The U.N. World Meteorological Organization (WMO) said Monday that Asia was the world's most disaster-hit region for the second year running in 2023, with floods and storms causing the highest number of casualties and economic losses among weather-, climate- and water-related hazards.
WMO reported a total of 79 water-related disasters in Asia last year; more than 80% of those events were floods and storms. The agency said such events claimed more than 2,000 lives and affected about 9,000,000 people.
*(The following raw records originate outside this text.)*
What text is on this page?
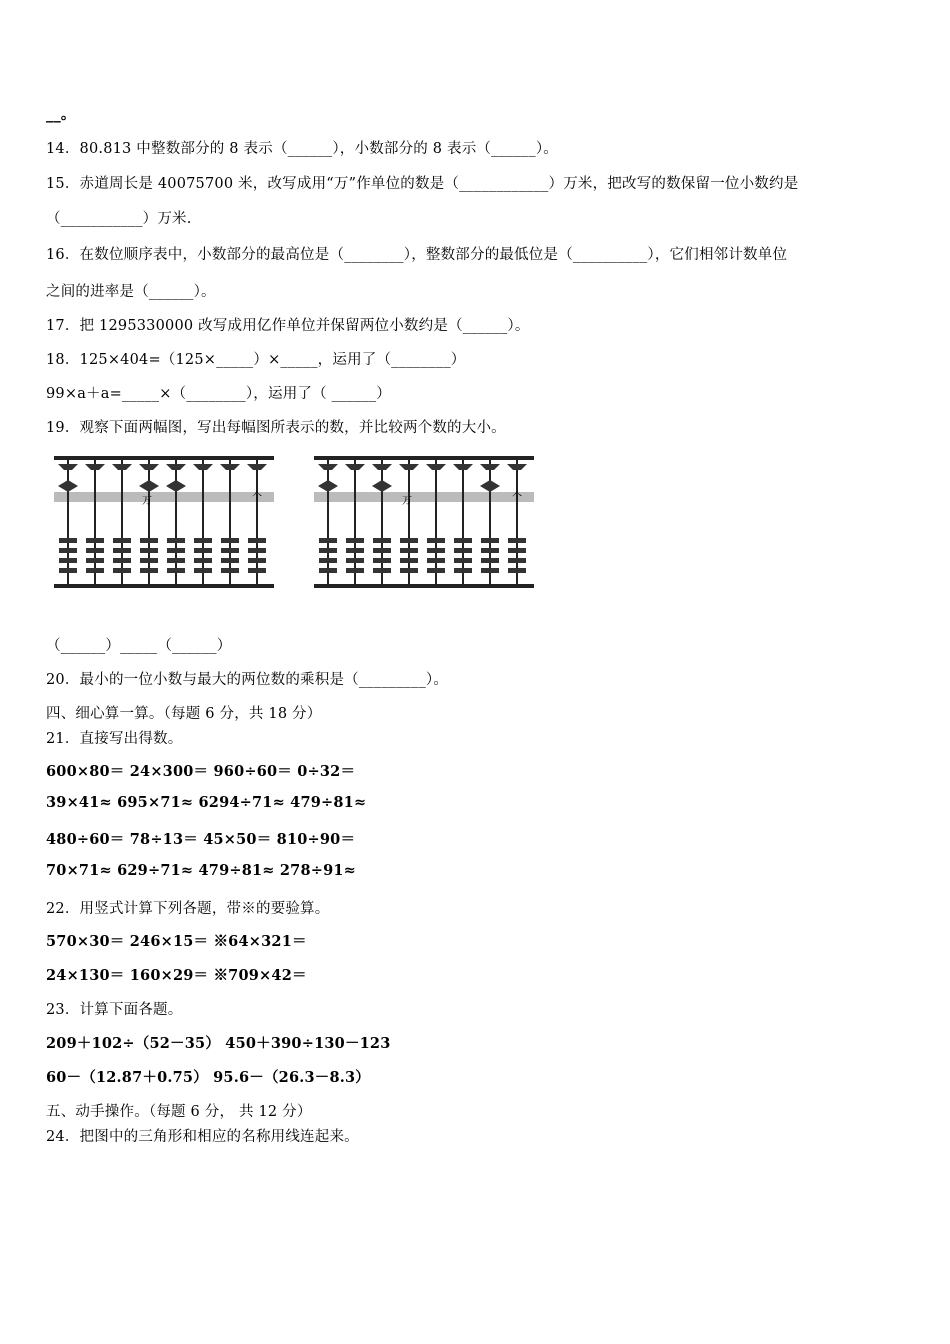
__。
14．80.813 中整数部分的 8 表示（______），小数部分的 8 表示（______）。
15．赤道周长是 40075700 米，改写成用“万”作单位的数是（____________）万米，把改写的数保留一位小数约是
（___________）万米.
16．在数位顺序表中，小数部分的最高位是（________），整数部分的最低位是（__________），它们相邻计数单位
之间的进率是（______）。
17．把 1295330000 改写成用亿作单位并保留两位小数约是（______）。
18．125×404=（125×_____）×_____，运用了（________）
99×a＋a=_____×（________），运用了（ ______）
19．观察下面两幅图，写出每幅图所表示的数，并比较两个数的大小。
万	个	万	个
（______）_____（______）
20．最小的一位小数与最大的两位数的乘积是（_________）。
四、细心算一算。（每题 6 分，共 18 分）
21．直接写出得数。
600×80＝ 24×300＝ 960÷60＝ 0÷32＝
39×41≈ 695×71≈ 6294÷71≈ 479÷81≈
480÷60＝ 78÷13＝ 45×50＝ 810÷90＝
70×71≈ 629÷71≈ 479÷81≈ 278÷91≈
22．用竖式计算下列各题，带※的要验算。
570×30＝ 246×15＝ ※64×321＝
24×130＝ 160×29＝ ※709×42＝
23．计算下面各题。
209＋102÷（52－35） 450＋390÷130－123
60－（12.87＋0.75） 95.6－（26.3－8.3）
五、动手操作。（每题 6 分， 共 12 分）
24．把图中的三角形和相应的名称用线连起来。
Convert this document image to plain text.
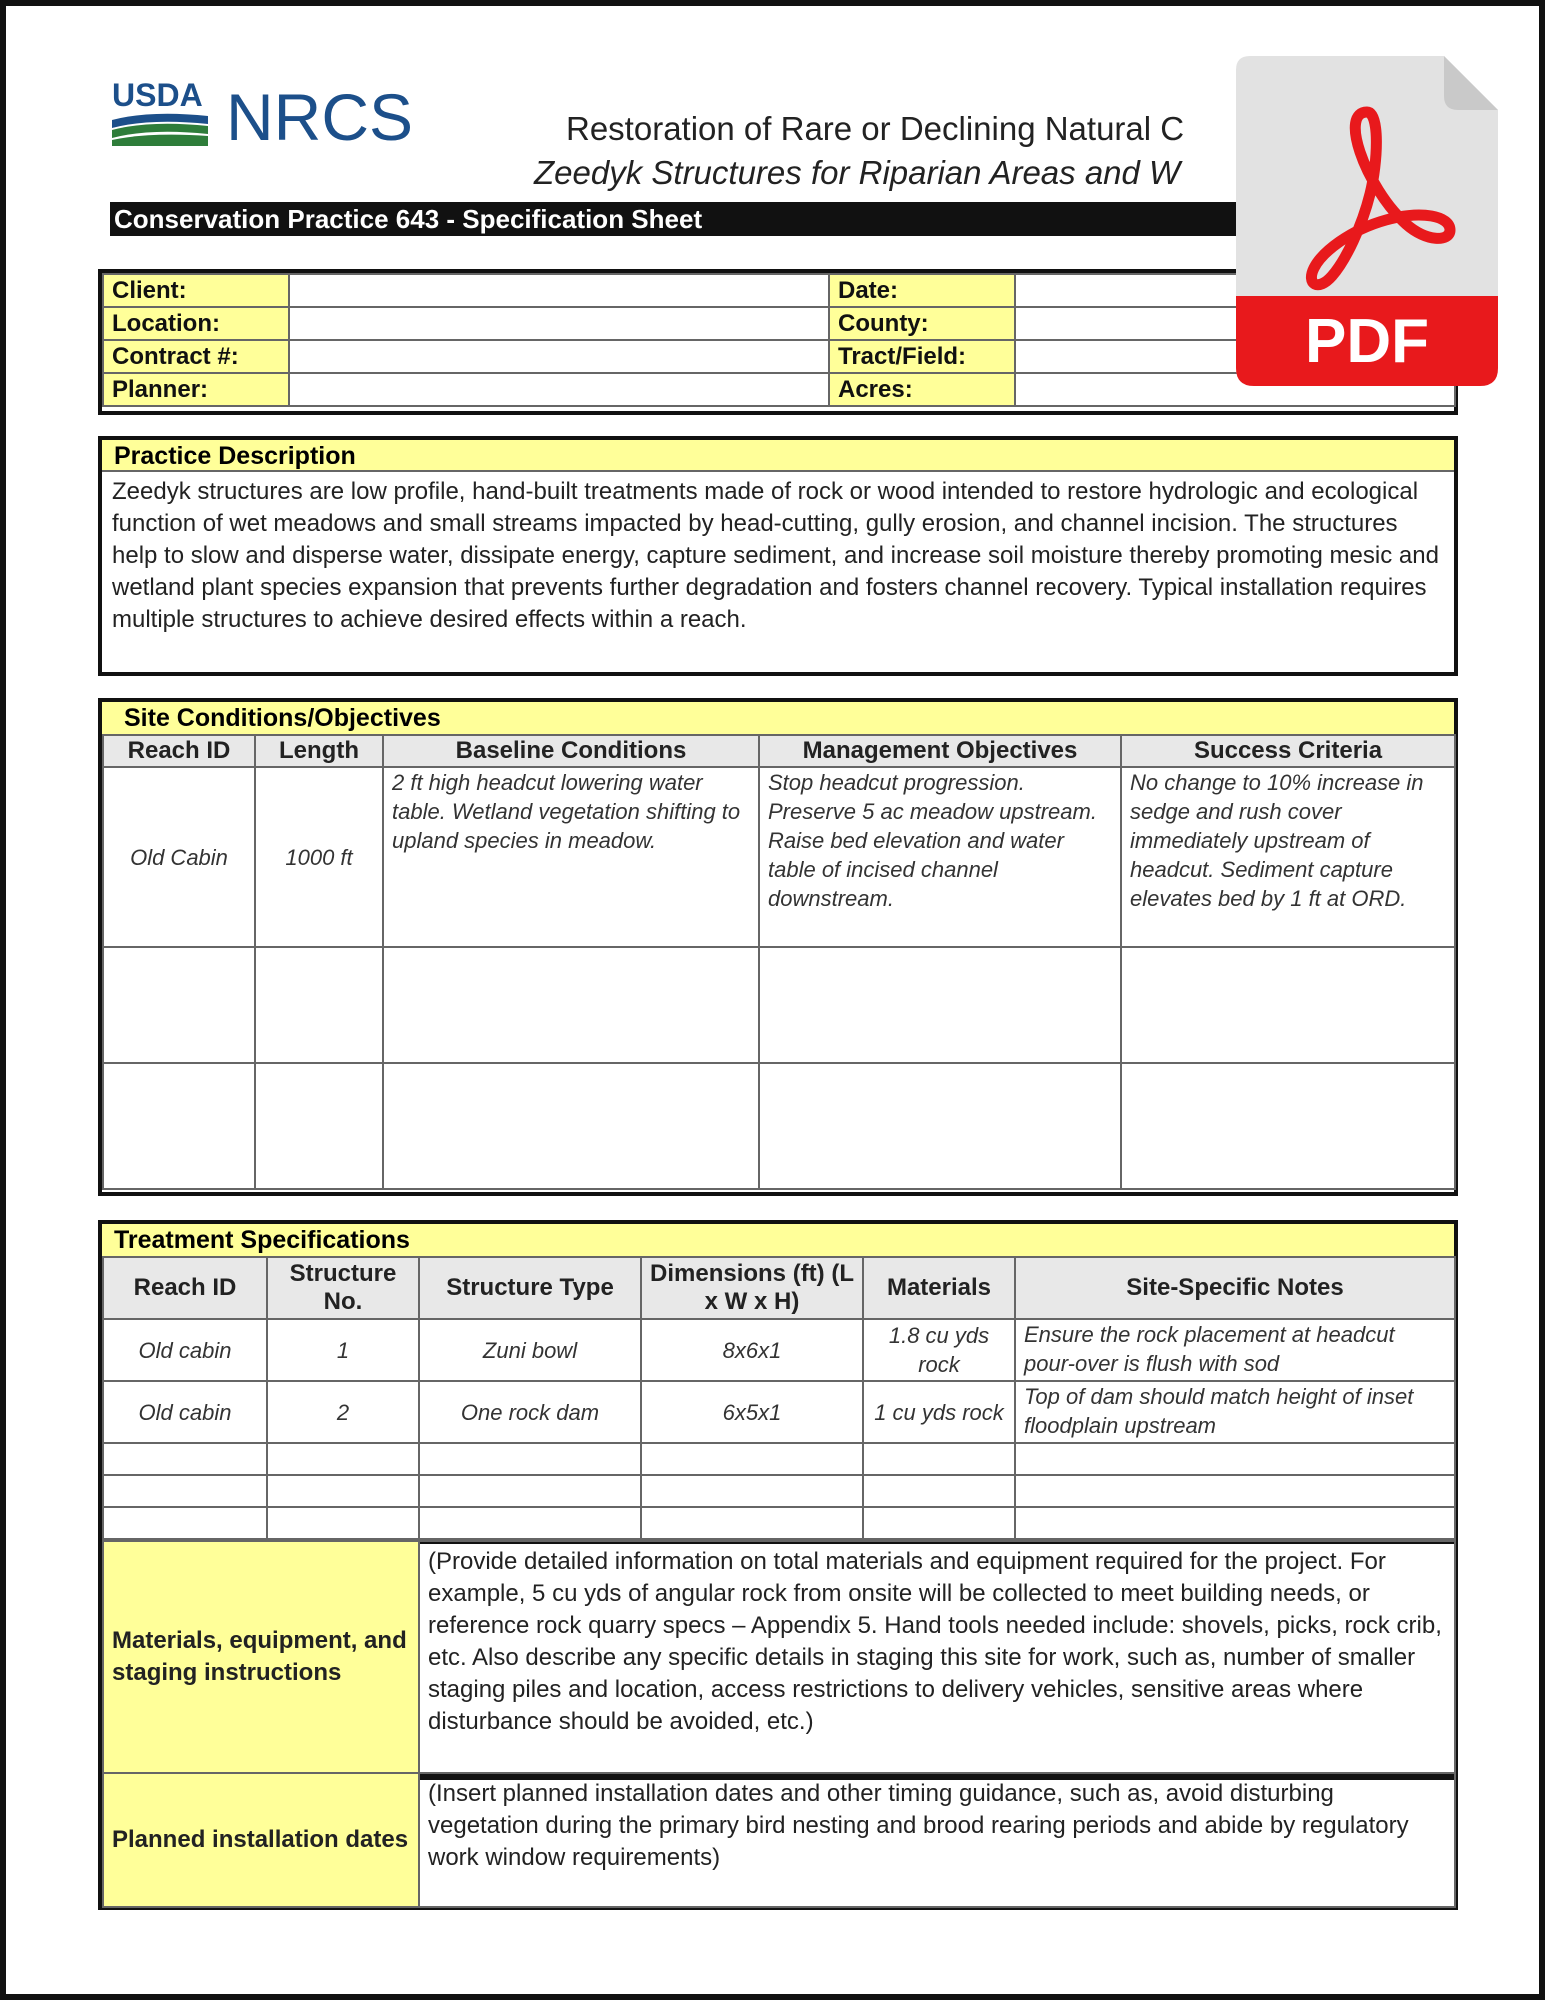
USDA NRCS	Restoration of Rare or Declining Natural C
Zeedyk Structures for Riparian Areas and W
Conservation Practice 643 - Specification Sheet
Client:		Date:	
Location:		County:	
Contract #:		Tract/Field:	
Planner:		Acres:	
Practice Description
Zeedyk structures are low profile, hand-built treatments made of rock or wood intended to restore hydrologic and ecological function of wet meadows and small streams impacted by head-cutting, gully erosion, and channel incision. The structures help to slow and disperse water, dissipate energy, capture sediment, and increase soil moisture thereby promoting mesic and wetland plant species expansion that prevents further degradation and fosters channel recovery. Typical installation requires multiple structures to achieve desired effects within a reach.
Site Conditions/Objectives
Reach ID	Length	Baseline Conditions	Management Objectives	Success Criteria
Old Cabin	1000 ft	2 ft high headcut lowering water table. Wetland vegetation shifting to upland species in meadow.	Stop headcut progression. Preserve 5 ac meadow upstream. Raise bed elevation and water table of incised channel downstream.	No change to 10% increase in sedge and rush cover immediately upstream of headcut. Sediment capture elevates bed by 1 ft at ORD.

Treatment Specifications
Reach ID	Structure No.	Structure Type	Dimensions (ft) (L x W x H)	Materials	Site-Specific Notes
Old cabin	1	Zuni bowl	8x6x1	1.8 cu yds rock	Ensure the rock placement at headcut pour-over is flush with sod
Old cabin	2	One rock dam	6x5x1	1 cu yds rock	Top of dam should match height of inset floodplain upstream

Materials, equipment, and staging instructions	(Provide detailed information on total materials and equipment required for the project. For example, 5 cu yds of angular rock from onsite will be collected to meet building needs, or reference rock quarry specs – Appendix 5. Hand tools needed include: shovels, picks, rock crib, etc. Also describe any specific details in staging this site for work, such as, number of smaller staging piles and location, access restrictions to delivery vehicles, sensitive areas where disturbance should be avoided, etc.)
Planned installation dates	(Insert planned installation dates and other timing guidance, such as, avoid disturbing vegetation during the primary bird nesting and brood rearing periods and abide by regulatory work window requirements)
PDF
WMO also flagged increasingly severe heat waves and record high average temperatures in several places, noting particularly high averages from Western Siberia to Central Asia and from eastern China to Japan. Japan and Kazakhstan each recorded unusually warm years, the agency said. WMO noted accelerating climate change indicators in Asia — including glacier retreat and sea level rise — and reported that sea surface temperatures in the Northwest Pacific Ocean were the highest on record in 2023; the Arctic Ocean also experienced a marine heat wave.
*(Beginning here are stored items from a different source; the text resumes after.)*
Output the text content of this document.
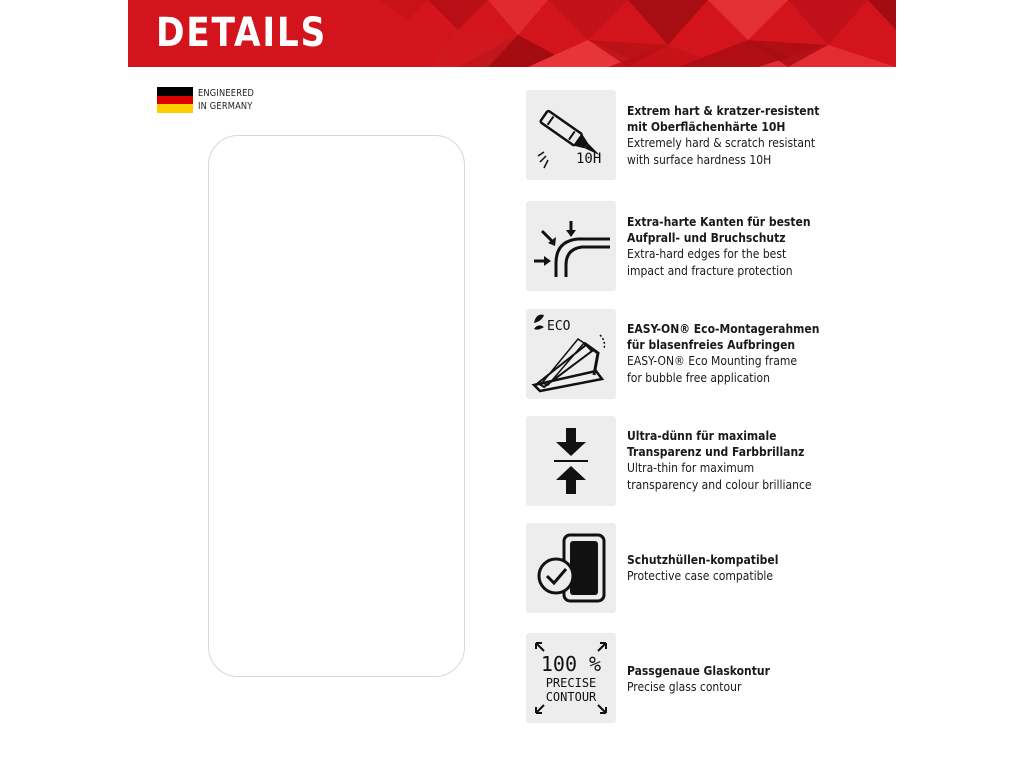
DETAILS
ENGINEERED
IN GERMANY
10H
Extrem hart & kratzer-resistent
mit Oberflächenhärte 10H
Extremely hard & scratch resistant
with surface hardness 10H
Extra-harte Kanten für besten
Aufprall- und Bruchschutz
Extra-hard edges for the best
impact and fracture protection
ECO	EASY-ON® Eco-Montagerahmen
für blasenfreies Aufbringen
EASY-ON® Eco Mounting frame
for bubble free application
Ultra-dünn für maximale
Transparenz und Farbbrillanz
Ultra-thin for maximum
transparency and colour brilliance
Schutzhüllen-kompatibel
Protective case compatible
100 %
PRECISE
CONTOUR
Passgenaue Glaskontur
Precise glass contour
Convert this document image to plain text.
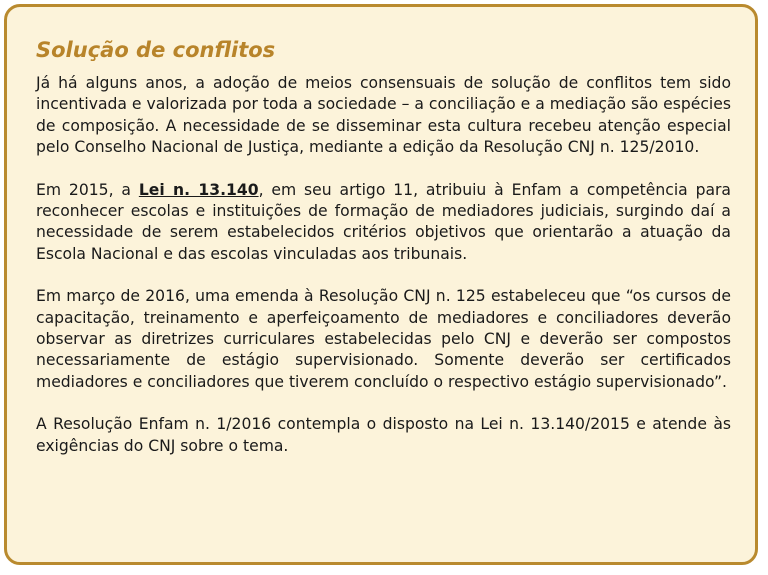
Solução de conflitos

Já há alguns anos, a adoção de meios consensuais de solução de conflitos tem sido incentivada e valorizada por toda a sociedade – a conciliação e a mediação são espécies de composição. A necessidade de se disseminar esta cultura recebeu atenção especial pelo Conselho Nacional de Justiça, mediante a edição da Resolução CNJ n. 125/2010.

Em 2015, a Lei n. 13.140, em seu artigo 11, atribuiu à Enfam a competência para reconhecer escolas e instituições de formação de mediadores judiciais, surgindo daí a necessidade de serem estabelecidos critérios objetivos que orientarão a atuação da Escola Nacional e das escolas vinculadas aos tribunais.

Em março de 2016, uma emenda à Resolução CNJ n. 125 estabeleceu que “os cursos de capacitação, treinamento e aperfeiçoamento de mediadores e conciliadores deverão observar as diretrizes curriculares estabelecidas pelo CNJ e deverão ser compostos necessariamente de estágio supervisionado. Somente deverão ser certificados mediadores e conciliadores que tiverem concluído o respectivo estágio supervisionado”.

A Resolução Enfam n. 1/2016 contempla o disposto na Lei n. 13.140/2015 e atende às exigências do CNJ sobre o tema.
"Asia is warming faster than the global average," the WMO assessment said, adding that the region's warming trend has nearly doubled compared with the period from 1961 to 1990. The U.N. summary was delivered on air by Daniel Johnson of U.N. News.
WMO said the results underscore growing climate-related risks in the region and the need to adapt to intensifying extremes. The agency's report provides data for policymakers and disaster planners but does not itself prescribe specific funding or policy measures.